What is the best way to recognize document types?

Hello! Wish you are doing well!

What is the best way to recognize document types?

I have a lot of documents to be recognized: RG, CPF, CNH and others. The first thing that comes up in my mind was to OCR the PDF and train the A.I using NLP instead of computer vision or something like that.

Is it better to use NLP or computer vision to do that task?

I saw that the prodigy has the image.manual. Does it work for that?

And if the best way was to use image classification/computer vision, how many images of that documents will I need?

Thanks in advance!

Hi! This is really difficult to answer and depends on your exact problem, documents etc. I've seen some use cases where framing the problem as a computer vision task and doing OCR as the last step worked better, since a lot of important clues where in the visual formatting (e.g. invoice parsing etc.).

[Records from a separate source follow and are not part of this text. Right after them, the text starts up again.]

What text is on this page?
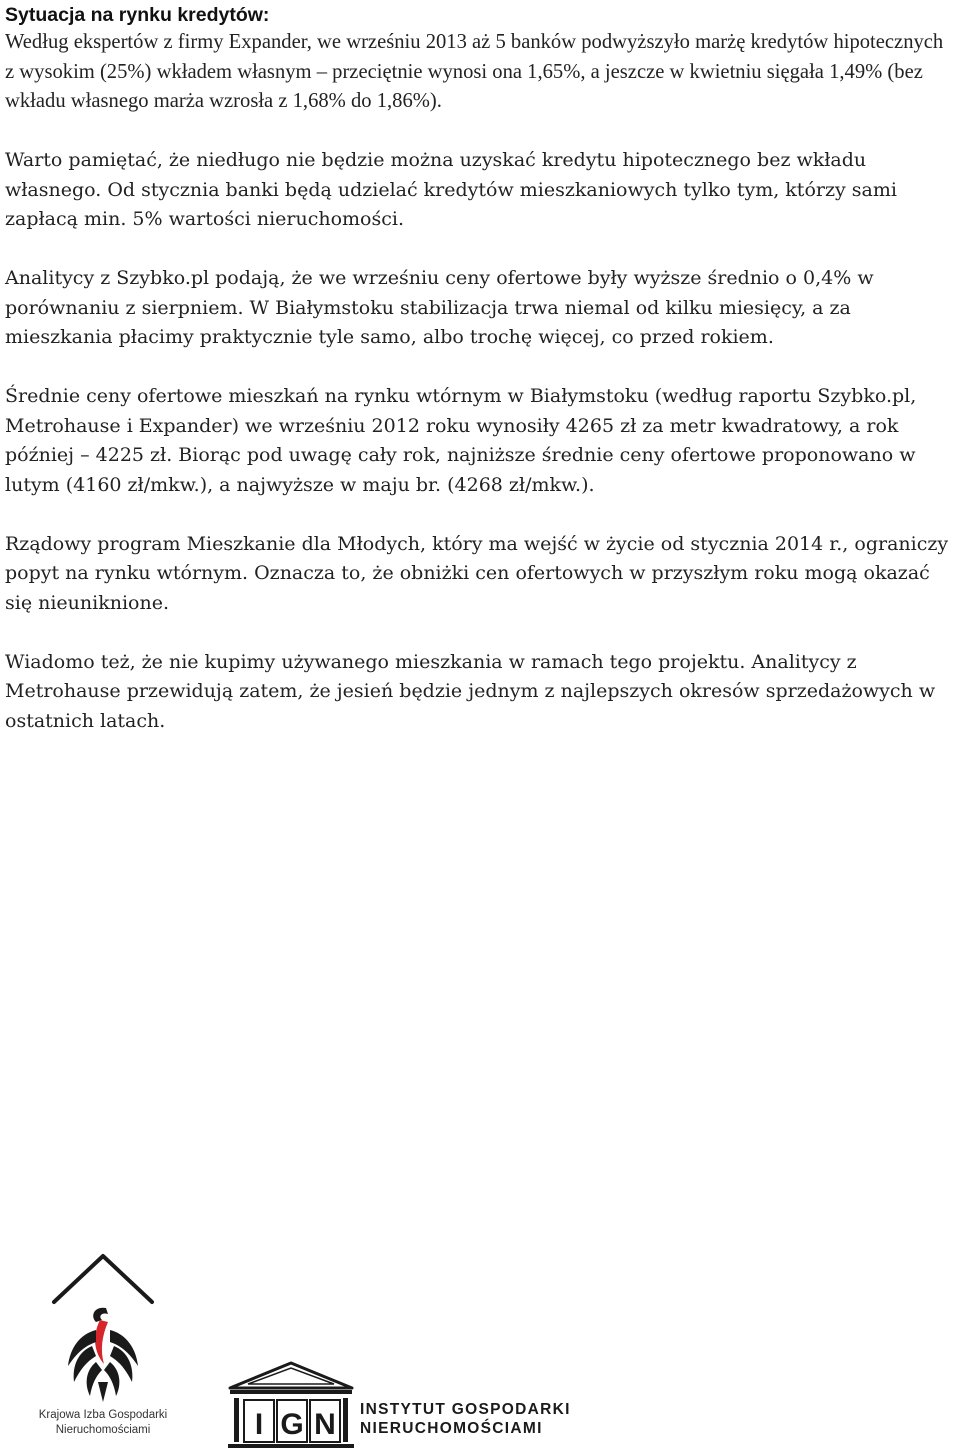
Sytuacja na rynku kredytów:

Według ekspertów z firmy Expander, we wrześniu 2013 aż 5 banków podwyższyło marżę kredytów hipotecznych z wysokim (25%) wkładem własnym – przeciętnie wynosi ona 1,65%, a jeszcze w kwietniu sięgała 1,49% (bez wkładu własnego marża wzrosła z 1,68% do 1,86%).

Warto pamiętać, że niedługo nie będzie można uzyskać kredytu hipotecznego bez wkładu własnego. Od stycznia banki będą udzielać kredytów mieszkaniowych tylko tym, którzy sami zapłacą min. 5% wartości nieruchomości.

Analitycy z Szybko.pl podają, że we wrześniu ceny ofertowe były wyższe średnio o 0,4% w porównaniu z sierpniem. W Białymstoku stabilizacja trwa niemal od kilku miesięcy, a za mieszkania płacimy praktycznie tyle samo, albo trochę więcej, co przed rokiem.

Średnie ceny ofertowe mieszkań na rynku wtórnym w Białymstoku (według raportu Szybko.pl, Metrohause i Expander) we wrześniu 2012 roku wynosiły 4265 zł za metr kwadratowy, a rok później – 4225 zł. Biorąc pod uwagę cały rok, najniższe średnie ceny ofertowe proponowano w lutym (4160 zł/mkw.), a najwyższe w maju br. (4268 zł/mkw.).

Rządowy program Mieszkanie dla Młodych, który ma wejść w życie od stycznia 2014 r., ograniczy popyt na rynku wtórnym. Oznacza to, że obniżki cen ofertowych w przyszłym roku mogą okazać się nieuniknione.

Wiadomo też, że nie kupimy używanego mieszkania w ramach tego projektu. Analitycy z Metrohause przewidują zatem, że jesień będzie jednym z najlepszych okresów sprzedażowych w ostatnich latach.

Krajowa Izba Gospodarki
Nieruchomościami	I G N INSTYTUT GOSPODARKI
NIERUCHOMOŚCIAMI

However, for other cases, there's a big advantage in having the raw text and analysing it on the token level. It also lets you use transfer learning and pretrained representations (even just simple word vectors) and use linguistic features in your information extraction pipeline.

Maybe experiment with both and see what works best? There's no easy answer for how many examples you'll need, because this depends on many factors. But you should be prepared to create at least a few hundred, if not a lot more. Don't forget the evaluation data – you'll always want enough evaluation data so you can test your approaches in a stable and reliable way.

Okay. Thanks, Ines! I'll test the results in both methods: Computer vision and NLP.